Nous avons voulu dans cette présentation de la thèse de Doctorat d’Etat de notre collègue Tano Jean Gobert Mâtre-assistant en Philosophie de l’Université de Bouaké, insister sur ce qui nous a paru une peu faible dans son exposé. La question du recueillement nous a paru primordiale. Si chez Heidegger, la question du recueillement est bien developpée, l’arrière-fond conceptuel est un peu expédié. En effet, comme le dit notre auteur, l’oubli est à comprendre au sens grec de retrait et de se retirer. L’être pour Heidegger est retrait et se retirer. Ces deux termes expriment pour notre auteur l’oubli de l’être chez Heidegger. L’oubli de l’être est le retrait de l’être. L’être est retrait parce qu’il est recueilli en soi. Le retrait est le recueilli de l’être car le retrait veut dire la présence intime de l’être auprès de soi. Le retrait ou le recueilli de l’être signifie le vivant subsistant par soi. L’oubli de l’être est l’ère de la domination de la technique, de la technique consommante, de l’utilité consommante.

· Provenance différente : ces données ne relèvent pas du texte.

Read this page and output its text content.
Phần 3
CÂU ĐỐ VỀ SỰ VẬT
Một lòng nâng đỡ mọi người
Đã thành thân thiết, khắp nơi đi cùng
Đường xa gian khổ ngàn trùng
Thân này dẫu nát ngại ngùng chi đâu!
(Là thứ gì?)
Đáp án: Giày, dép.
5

Ek-sister pour l’homme, c’est être dans le recueillement que nécessite l’être, l’apparaître prépotent. Penser l’être en son recueil en soi exige que nous sachions l’essence même de la pensée.

Pour Jean Tano, le recueillement est le trait spécifique de la pensée grecque. En effet, contrairement à ce qu’il pense, il s’agit d’une mise en évidence de la dimension à la fois silencieuse et méditante de la pensée grecque. Nous sommes d’accord avec lui pour dire que toute pensée même représentative exige le silence et la méditation. Nous voulons partir d’autres présupposés. C’est Platon qui, comme d’autres thèmes spirituels, ouvre la voie pour découvrir la genèse de l’idée de recueillement. De fait, ce sont qelques passages du Phédon qui ont inspiré tout à la fois les philosophes néoplatoniciens et Grégoire de Nysse ou Augustin dans leur enseignement sur ce sujet; mais ces mêmes passages montrent que Platon lui-même est l’héritier d’une ancienne tradition religieuse, probablement d’origine orphique, qui trouve son expression la plus nette dans le mythe de Dionysos-Zagreus. Par son histoire, et d’abord à partir de ce mythe, la notion de recueillement apparaît finalement fondée et enracinée dans l’expérience humaine de l’existence.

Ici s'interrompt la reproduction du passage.